А помнишь — каток, музыка, разноцветные огни? И я в первый раз обнял тебя. И сейчас чувствую прикосновение твоей холодной щеки к моей, наверно тоже холодной, и опять, как тогда, сильнее бьётся сердце. Впрочем, это и было единственный раз. Второй раз я обнял тебя позавчера, на мосту, и это теперь будет самым дорогим воспоминанием. А ты? Ты запомнишь позавчерашний вечер?
Оля, Оля! Я вспоминаю те твои слёзы, и хочется всё бросить, вернуться в Минск! Только бы никогда не видеть твоих слёз.
Я очень прошу тебя: во всех делах, которые я поручил тебе, будь предельно осторожна. Это не игра, проникнись этим. Это война. На занятиях в кружках говори о тех книгах, которые свободно можно взять в библиотеке или купить в книжной лавке. А ещё лучше (дальше в письме зачёркнуто).
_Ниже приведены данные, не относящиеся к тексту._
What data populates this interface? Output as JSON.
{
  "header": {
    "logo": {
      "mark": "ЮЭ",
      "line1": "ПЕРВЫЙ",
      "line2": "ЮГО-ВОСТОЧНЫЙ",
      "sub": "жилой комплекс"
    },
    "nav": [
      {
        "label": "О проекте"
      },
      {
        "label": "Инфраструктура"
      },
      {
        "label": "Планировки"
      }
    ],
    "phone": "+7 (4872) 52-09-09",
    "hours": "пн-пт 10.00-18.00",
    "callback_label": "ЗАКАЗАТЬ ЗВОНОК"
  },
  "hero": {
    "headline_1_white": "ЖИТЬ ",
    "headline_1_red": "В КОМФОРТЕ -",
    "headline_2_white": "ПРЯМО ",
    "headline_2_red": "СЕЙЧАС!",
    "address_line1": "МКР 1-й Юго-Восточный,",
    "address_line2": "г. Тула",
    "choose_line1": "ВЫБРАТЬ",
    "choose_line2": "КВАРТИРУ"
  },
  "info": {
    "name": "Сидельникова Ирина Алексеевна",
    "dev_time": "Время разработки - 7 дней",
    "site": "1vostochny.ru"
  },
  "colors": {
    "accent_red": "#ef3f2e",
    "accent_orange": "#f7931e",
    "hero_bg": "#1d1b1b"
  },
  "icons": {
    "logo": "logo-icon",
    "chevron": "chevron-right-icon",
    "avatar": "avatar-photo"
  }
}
Оля, я никогда не чувствовал себя таким счастливым. Во мне бушует прямо какой-то вулкан! Столько сил я ощущаю в себе. Хочется действовать, действовать! У меня есть моё дело, и у меня есть ты. Восемнадцать лет, вся жизнь впереди! Мы многое успеем, Оленька! Ведь всё только начинается, всё самое главное и в нашей с тобой жизни, и в судьбе Отечества только начинается. Ты понимаешь меня?..
Мои соседи по комнате уже спят, одиннадцатый час вечера. Окно открыто; напротив, через небольшую площадь — между булыжниками растёт трава, — церковь. Сейчас там звонят колокола, кончилась какая-то вечерняя служба, прихожане, их очень много, расходятся по домам. Нет, я не верю во всемогущего Бога. Если бы он был, он не должен бы допустить ту несправедливость, насилие, угнетение человека человеком, которые пока ещё царят в нашем мире.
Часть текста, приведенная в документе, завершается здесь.